EGU23-10223, updated on 26 Feb 2023
https://doi.org/10.5194/egusphere-egu23-10223
EGU General Assembly 2023
© Author(s) 2023. This work is distributed under
the Creative Commons Attribution 4.0 License.

Identifying and Describing Billions of Objects: an Architecture to Tackle the Challenges of Volume, Variety, and Variability

Jens Klump1, Doug Fils2, Anusuriya Devaraju1, Sarah Ramdeen3, Jesse Robertson4, Lesley Wyborn5, and Kerstin Lehnert6
Jens Klump et al.
  • 1CSIRO, Mineral Resources, Kensington WA, Australia (jens.klump@csiro.au)
  • 2Ocean Leadership, Washington D.C., USA
  • 3Ronin Institute for Independent Scholarship
  • 4Ministry of Business, Innovation & Employment, Wellington, New Zealand
  • 5Australian National University, Canberra ACT, Australia
  • 6Lamont-Doherty Earth Observatory, Columbia University, Palisades NY, USA

Persistent identifiers are applied to an ever-increasing diversity of research objects, including data, software, samples, models, people, instruments, grants, and projects. There is a growing need to apply identifiers at a finer and finer granularity. The systems developed over two decades ago to manage identifiers and the metadata describing the identified objects struggle with this increase in scale. Communities working with physical samples have grappled with these challenges of the increasing volume, variety, and variability of identified objects for many years.
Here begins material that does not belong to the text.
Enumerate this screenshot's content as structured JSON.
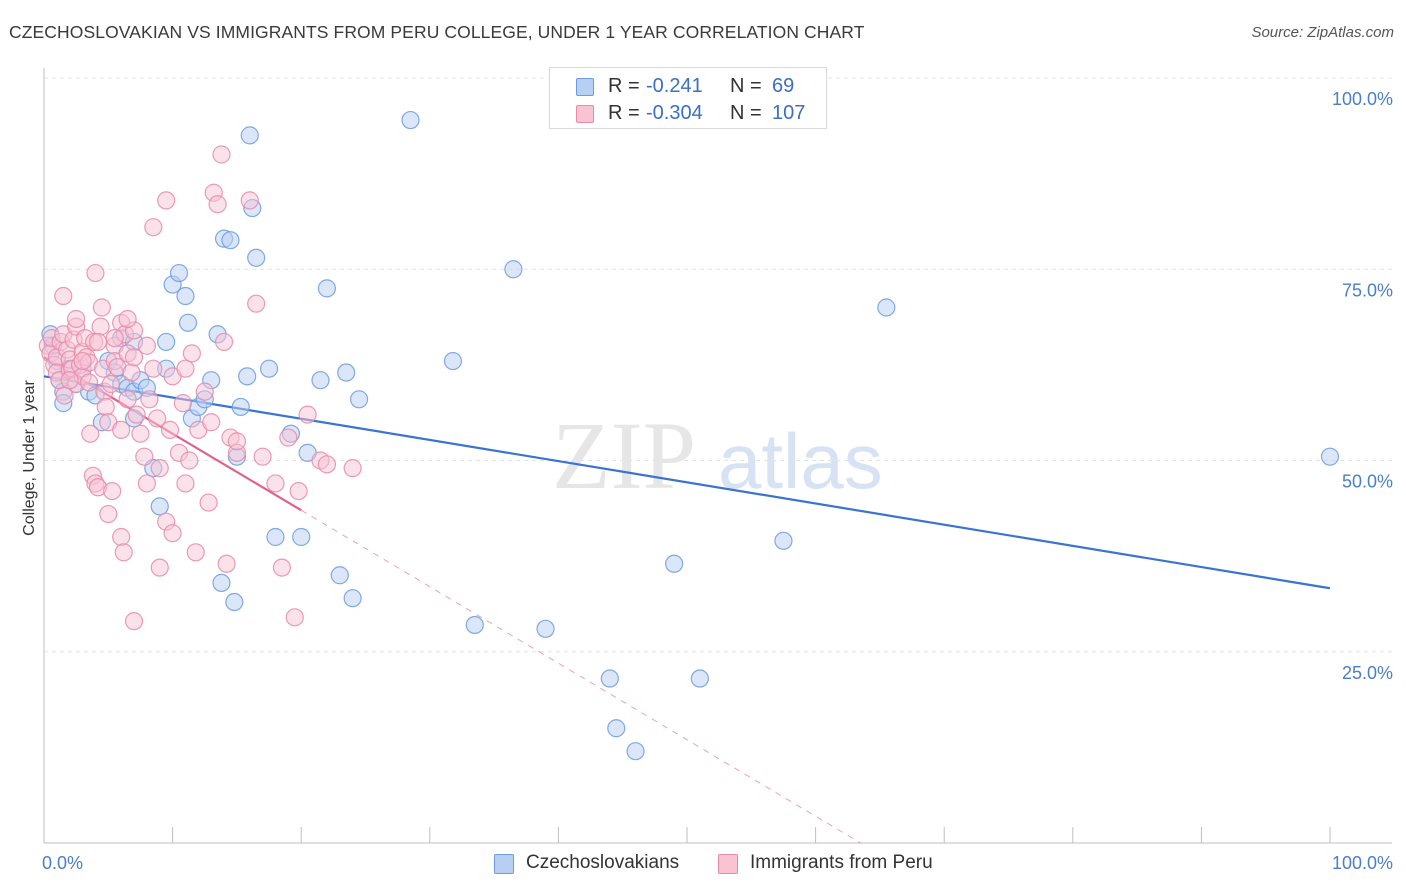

To address this dual challenge, the IGSN 2040 project explored how metadata and catalogues for physical samples could be shared at the scale of billions of samples across an ever-growing variety of users and disciplines. This presentation outlines how identifiers and their describing metadata can be scaled to billions of objects. In addition, it analyses who the actors involved with this system are and what their requirements are. This analysis resulted in the definition of a minimum viable product and the design of an architecture that addresses the challenges of increasing volume and variety. The system is also easy to implement because it reuses commonly used Web components. Our solution is based on a Web architectural model that utilises Schema.org, JSON-LD and sitemaps. Applying these commonly used architectural patterns on the internet allows us not only to handle increasing volume, variety and variability but also enable better compliance with the FAIR Guiding Principles.

How to cite: Klump, J., Fils, D., Devaraju, A., Ramdeen, S., Robertson, J., Wyborn, L., and Lehnert, K.: Identifying and Describing Billions of Objects: an Architecture to Tackle the Challenges of Volume, Variety, and Variability, EGU General Assembly 2023, Vienna, Austria, 24–28 Apr 2023, EGU23-10223, https://doi.org/10.5194/egusphere-egu23-10223, 2023.